In 2014, British newspaper The Guardian revealed the EU’s “worst foreign policy crisis in recent years”: the coverup of a massive corruption scandal in EULEX, the rule of law mission in Kosovo, which has cost more than €1 billion since it started in 2009.
The scandal was discovered by a whistleblower, UK prosecutor Maria Bamieh, who was dismissed from her position in EULEX after she revealed that a judge and chief prosecutor may have accepted large bribes from Kosovar politicians in return for favors. Rather than applauded for her courage to bring to light corruption in the EU’s largest foreign operation, Bamieh herself was “suspended and escorted out of the EULEX headquarters in Pristina on 24 October, for ‘gross misconduct.'”
It is interesting to see how the treatment of Bamieh by the EU institutions – persecution rather than acknowledgment and protection – mirrors the case of Dritan Zagani, the former anti-drug police chief in Fier who first sounded the alarm about the involvement of former Minister of Interior Saimir Tahiri in drug trafficking, an involvement later confirmed by the Italian police. Rather than placed under protection, Zagani was vehemently attacked by Prime Minister Edi Rama and held in jail without trial.
After the EULEX scandal erupted in public, EU High Representative Federica Mogherini ordered an independent report reviewing the implementation of EULEX’s mandate, which was prepared by Jean-Paul Jacqué and finished in March 2015.
Although the Jacqué report in the end did not find Bamieh’s allegations to be true, the overall critical report shows clearly how Bamieh’s complaint was mishandled internally, and how she did not receive the protection a whistleblower deserves. Bamieh, in return, has contested Jacqué’s conclusions, and has since filed a lawsuit against the UK Foreign Office for advising her to “turn a blind eye” to the possible evidence for corruption in EULEX.
Regardless of the truth of Bamieh’s accusations, Jacqué’s evaluation of the success of EULEX is simply depressing:
In the complete absence of any respect for the rule of law in Kosovo over the years, [corruption and organised crime] have abounded. The situation has remained deeply worrying since the Mission began. Corruption is omnipresent.
All the more cause for concern is the fact that when the Mission was set up, unwise statements were made to the effect that corruption would now be brought to an end and the “big fish” arrested. Yet politics moves at a faster pace than judicial work, which insists on proof, adversarial argument and the presumption of innocence.
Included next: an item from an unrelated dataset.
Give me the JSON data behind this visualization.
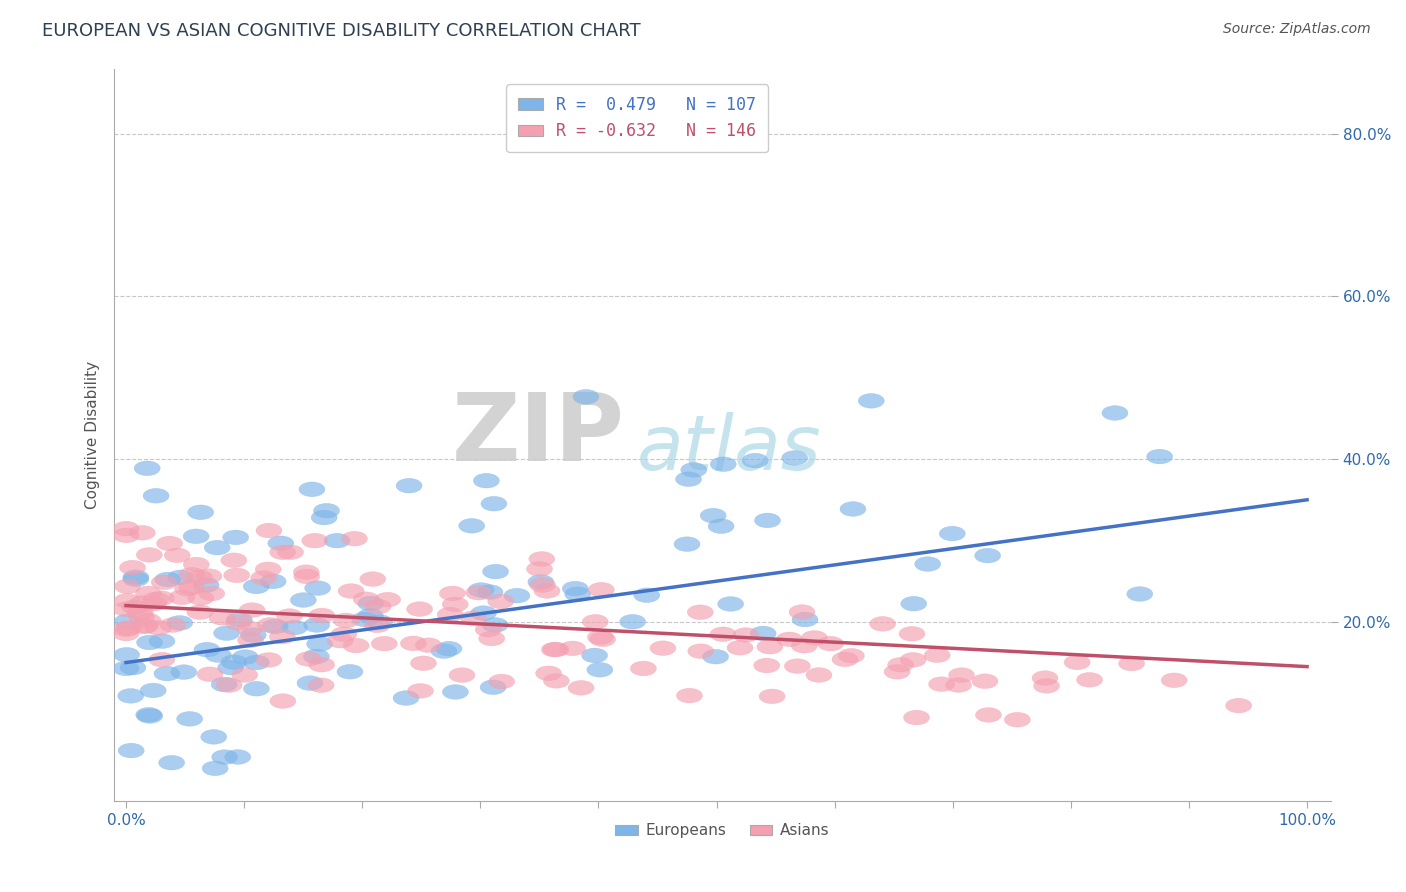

These conclusions of the Jacqué report raise many doubts about the effectiveness of the EU’s efforts to implement judicial reform in Albania. The main aim of the judicial reform is the elimination of corruption from the justice system, precisely with Rama’s promise to arrest the “big fish.”
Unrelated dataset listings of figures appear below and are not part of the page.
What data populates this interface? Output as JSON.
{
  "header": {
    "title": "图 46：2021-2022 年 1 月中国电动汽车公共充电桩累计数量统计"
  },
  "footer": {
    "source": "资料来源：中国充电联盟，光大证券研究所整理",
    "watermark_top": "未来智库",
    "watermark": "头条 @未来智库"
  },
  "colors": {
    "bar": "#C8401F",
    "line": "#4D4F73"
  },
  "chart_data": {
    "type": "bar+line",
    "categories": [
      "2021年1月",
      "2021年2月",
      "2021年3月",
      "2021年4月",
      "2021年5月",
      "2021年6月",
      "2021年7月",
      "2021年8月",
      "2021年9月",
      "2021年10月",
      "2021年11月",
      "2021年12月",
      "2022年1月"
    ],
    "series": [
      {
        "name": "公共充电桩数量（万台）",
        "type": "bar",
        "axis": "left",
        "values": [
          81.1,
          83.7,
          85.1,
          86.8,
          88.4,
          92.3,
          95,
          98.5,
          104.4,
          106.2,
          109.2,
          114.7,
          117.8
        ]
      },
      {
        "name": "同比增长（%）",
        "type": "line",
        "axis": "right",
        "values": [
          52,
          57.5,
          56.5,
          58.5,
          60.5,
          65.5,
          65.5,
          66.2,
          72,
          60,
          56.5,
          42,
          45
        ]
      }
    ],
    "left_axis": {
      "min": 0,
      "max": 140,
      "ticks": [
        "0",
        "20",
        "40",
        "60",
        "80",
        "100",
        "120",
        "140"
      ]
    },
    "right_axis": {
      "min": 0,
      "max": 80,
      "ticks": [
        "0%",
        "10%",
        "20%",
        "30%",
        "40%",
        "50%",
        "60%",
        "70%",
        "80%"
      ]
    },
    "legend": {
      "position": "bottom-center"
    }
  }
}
First, if the EU, with €1 billion and dozens of foreign judges and prosecutors, was unable to set up a corruption-free justice system, how will it be possible to achieve such a goal in Albania, without any foreign specialists embedded within Albanian institutions at all?
Second, four out of the eight international experts on the International Monitoring Mission (ONM), which is supposed to monitor the proceedings of the vetting institutions in the reevaluation of all judges, prosecutors, and supporting personnel employed in the justice system, have a background in Eulex. Theo Jacobs was chief prosecutor of EULEX and a predecessor of Jaroslava Novotna, who was implicated in the corruption scandal that Bamieh uncovered, Elka Ermenkova was international judge in Kosovo’s Supreme Court, and Ferdinando Buatier de Mongeot and Marie Tuma were both EULEX judges.
Naturally, the fact that these people were working for EULEX does in no way imply they were corrupt, but the EU’s handling of the corruption case within EULEX should serve as a cautionary tale for the way in which the EU will address any possible corruption in the vetting institutions and/or the ONM in the future.
Because the EU and the Albanian government have something very important in common: when possible corruption is uncovered in their midst, they don’t respond with openness and accountability; they start attacking the whistleblower and cloak themselves in secrecy. This should be a warning for what is yet to come.